1. **Set a breakpoint in `main.py`**

   Place a breakpoint **before** the index is created:

   ```python
   index = index_measurements_by_participant(measurements)
   ```

   Start debugging (PyCharm or VS Code). You can now:

   * Step through `index_measurements_by_participant`.
   * Step over to the line

     ```python
     improvements = compute_improvements(participants, index)
     ```

   You may also set a **conditional breakpoint**, e.g.:

   * `post_score > pre_score` but `improvement < 0`.

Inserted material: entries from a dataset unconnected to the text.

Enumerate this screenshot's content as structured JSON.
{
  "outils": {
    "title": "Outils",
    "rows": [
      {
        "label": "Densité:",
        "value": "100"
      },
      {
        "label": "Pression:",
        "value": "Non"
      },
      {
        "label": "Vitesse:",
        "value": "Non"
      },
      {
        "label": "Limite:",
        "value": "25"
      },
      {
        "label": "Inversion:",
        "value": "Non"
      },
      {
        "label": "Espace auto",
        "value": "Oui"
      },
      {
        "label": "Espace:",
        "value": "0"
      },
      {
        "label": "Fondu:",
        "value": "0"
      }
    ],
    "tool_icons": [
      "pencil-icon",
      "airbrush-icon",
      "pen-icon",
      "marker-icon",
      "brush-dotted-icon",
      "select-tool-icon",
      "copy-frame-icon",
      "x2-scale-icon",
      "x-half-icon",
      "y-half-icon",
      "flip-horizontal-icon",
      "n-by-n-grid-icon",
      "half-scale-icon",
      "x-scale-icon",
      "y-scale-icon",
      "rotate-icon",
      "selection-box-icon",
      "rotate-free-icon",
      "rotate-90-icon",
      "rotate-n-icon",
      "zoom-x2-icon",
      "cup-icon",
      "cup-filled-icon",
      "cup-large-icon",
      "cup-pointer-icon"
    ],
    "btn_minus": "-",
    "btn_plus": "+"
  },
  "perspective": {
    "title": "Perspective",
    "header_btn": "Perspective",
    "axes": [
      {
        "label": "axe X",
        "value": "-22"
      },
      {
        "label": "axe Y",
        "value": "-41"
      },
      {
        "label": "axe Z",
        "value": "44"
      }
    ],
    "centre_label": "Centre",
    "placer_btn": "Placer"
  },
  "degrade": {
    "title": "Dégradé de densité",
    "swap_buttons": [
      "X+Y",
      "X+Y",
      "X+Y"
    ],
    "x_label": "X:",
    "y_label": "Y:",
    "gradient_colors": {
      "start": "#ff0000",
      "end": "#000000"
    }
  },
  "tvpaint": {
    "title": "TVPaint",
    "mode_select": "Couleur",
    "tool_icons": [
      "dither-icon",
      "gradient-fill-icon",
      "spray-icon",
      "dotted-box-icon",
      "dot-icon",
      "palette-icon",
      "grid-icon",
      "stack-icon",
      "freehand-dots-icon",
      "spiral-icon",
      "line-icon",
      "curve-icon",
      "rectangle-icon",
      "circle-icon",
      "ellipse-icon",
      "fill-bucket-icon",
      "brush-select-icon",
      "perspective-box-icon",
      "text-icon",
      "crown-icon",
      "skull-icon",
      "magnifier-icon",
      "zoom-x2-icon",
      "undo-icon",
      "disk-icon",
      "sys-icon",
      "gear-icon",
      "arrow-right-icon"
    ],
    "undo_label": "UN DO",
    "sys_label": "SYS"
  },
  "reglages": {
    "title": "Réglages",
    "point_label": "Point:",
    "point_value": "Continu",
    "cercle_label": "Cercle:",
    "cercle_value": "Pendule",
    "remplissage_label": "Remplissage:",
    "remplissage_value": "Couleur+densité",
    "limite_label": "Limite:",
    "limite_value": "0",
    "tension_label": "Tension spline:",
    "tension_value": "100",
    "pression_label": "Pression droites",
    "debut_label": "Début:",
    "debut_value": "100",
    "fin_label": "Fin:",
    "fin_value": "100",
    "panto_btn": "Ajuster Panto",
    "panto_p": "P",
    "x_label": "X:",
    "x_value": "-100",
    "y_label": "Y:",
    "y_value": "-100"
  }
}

   This immediately highlights suspicious cases.

2. **Step into `compute_improvements` (in `stats.py`)**

   Use *Step Into* when the debugger reaches the function call.
   Inspect the values for each participant:

   * `pre_score`
   * `post_score`
   * calculated `improvement`

   You will find cases where the post-score is larger than the pre-score, yet the computed improvement is **negative**.
   This reveals that the formula in the function is incorrect.

3. **Locate and correct the bug**

   In `stats.py` the function currently computes:

   ```python
   improvement = pre_score - post_score
   ```

   This produces negative values whenever scores increase.
   The correct direction of change is:

   ```python
   improvement = post_score - pre_score
   ```

4. **Verify the fix**

   Run the debugger again:

   * Step into `compute_improvements` and check a few participants.
   * Confirm that whenever `post_score > pre_score`, the improvement is now positive.
   * Let the program finish and review the updated summary statistics.

### Exercise 6: Git and GitHub

1. In our `python_course` repository, check out a new branch on your computer called `feature/<some_creative_name>`.
2. Create a new file called `git_exercise.py` which contains a small function that prints "Hello Git!" to the console.
3. Commit and push the changes to the remote repository.
4. On GitHub, create a pull request to merge your branch into the `main` branch (you should only create the pull request, but not actually merge the branches).


### Exercise 7: GitHub Copilot Installation

1. Sign up for the free student plan of GitHub Copilot, e.g., on [GitHub Education](https://github.com/education/students).
2. Install the GitHub Copilot extension in Visual Studio Code and the GitHub Copilot plugin in PyCharm.
3. Test the extension/plugin by writing a few lines of code in both editors.

### Exercise 8: Learn Git Branching (Optional)

For anyone who would like to dive deeper into the possibilities of Git, I recommend doing the tutorial at [https://learngitbranching.js.org/](https://learngitbranching.js.org/).\
It is a great option to learn Git interactively and in a fun way.